The 1984–85 miners’ strike was by no means Easington’s introduction to communal adversity. The town suffered horribly in the 1918 flu epidemic, and its miners endured a thirteen-week lock-out in 1921, as well as a very lean seven months during the 1926 General Strike. The colliery’s practice of tipping red-hot ash from its boilers straight on to the beach (where else?) accou
nted for a number of recklessly curious youngsters, and provided a handy navigational beacon for the Luftwaffe, who killed nine locals in a bombing raid. Above and beyond all were the self-evident occupational hazards. Two other shaft-diggers had joined their deep-frozen colleague in the churchyard before Easington Colliery had even opened, and before it closed a further 191 miners would lie beside them. Almost half were killed on 29 May 1951, when a huge explosion sent walls of flame roaring through 9 miles of deep galleries. Britain has never since endured a more deadly mining tragedy, and doubtless never will. At the end of the 1950s, annual fatality rates in the industry were half what they had been in Victorian times, yet still ran at around one death for every thousand workers. Those are not attractive odds. Would you go to a cup final knowing that eighty spectators wouldn’t get out of Wembley alive? The miners, of course, didn’t have the luxury of a choice.
The very real risk of being killed was just one chapter in the Bumper Book of Mining Badness. In 1937, George Orwell went down three Lancashire coal mines while researching his sociological treatise The Road to Wigan Pier, and offered a swift encapsulation of the underground working environment: ‘… the place is like hell, or at any rate like my own mental picture of hell. Most of the things one imagines in hell are there – heat, noise, confusion, darkness, foul air, and, above all, unbearably cramped space.’

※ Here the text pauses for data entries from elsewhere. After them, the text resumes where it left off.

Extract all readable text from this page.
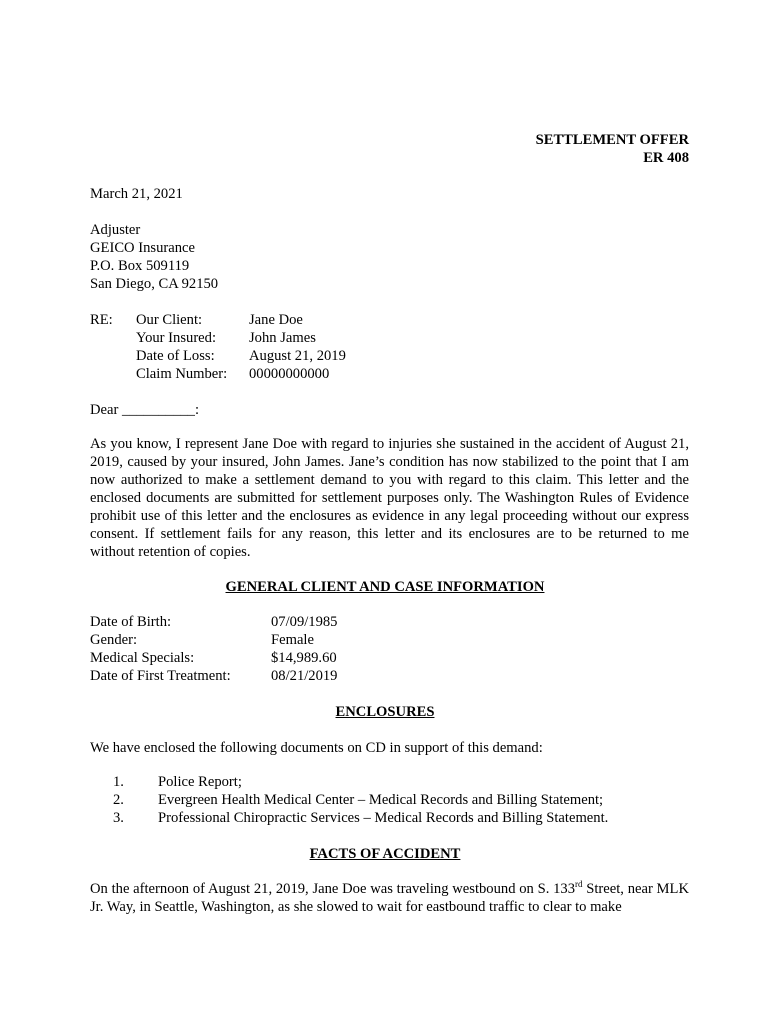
SETTLEMENT OFFER
ER 408
March 21, 2021
Adjuster
GEICO Insurance
P.O. Box 509119
San Diego, CA 92150
RE: Our Client:	Jane Doe
Your Insured: John James
Date of Loss: August 21, 2019
Claim Number: 00000000000
Dear __________:
As you know, I represent Jane Doe with regard to injuries she sustained in the accident of August 21, 2019, caused by your insured, John James. Jane’s condition has now stabilized to the point that I am now authorized to make a settlement demand to you with regard to this claim. This letter and the enclosed documents are submitted for settlement purposes only. The Washington Rules of Evidence prohibit use of this letter and the enclosures as evidence in any legal proceeding without our express consent. If settlement fails for any reason, this letter and its enclosures are to be returned to me without retention of copies.
GENERAL CLIENT AND CASE INFORMATION
Date of Birth:	07/09/1985
Gender:	Female
Medical Specials:	$14,989.60
Date of First Treatment:	08/21/2019
ENCLOSURES
We have enclosed the following documents on CD in support of this demand:
1. Police Report;
2. Evergreen Health Medical Center – Medical Records and Billing Statement;
3. Professional Chiropractic Services – Medical Records and Billing Statement.
FACTS OF ACCIDENT
On the afternoon of August 21, 2019, Jane Doe was traveling westbound on S. 133rd Street, near MLK Jr. Way, in Seattle, Washington, as she slowed to wait for eastbound traffic to clear to make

As a man who spent much of his late twenties as a full-on tramp, Orwell was no whinging milksop. Rare is the novelist who can call upon an informed experience of what it is to shovel two tons of earth in an afternoon above ground, while assessing its subterranean counterpart. Yet nothing he had experienced – or would experience, in a life so rich with voluntary suffering that most obituaries found space for the word ‘masochist’ – could ever compare with the manifold horrors Orwell witnessed down the mines. The seams were often no more than 3 feet thick, obliging miners to hack and shovel for seven hours hunched in a squat. Still worse was the simple act of reaching the coal face, which involved creeping for long miles down black passages, usually bent double, sometimes on all fours. Every miner sported ‘buttons down the back’: permanent scabs on each vertebra caused by knocking against beams. Orwell got a good look at these, as the ambient temperature in many underground areas encouraged most miners to work in nothing but clogs and kneepads. ‘By no conceivable amount of effort or training could I become a coal-miner,’ he concluded. ‘The work would kill me in a few weeks.’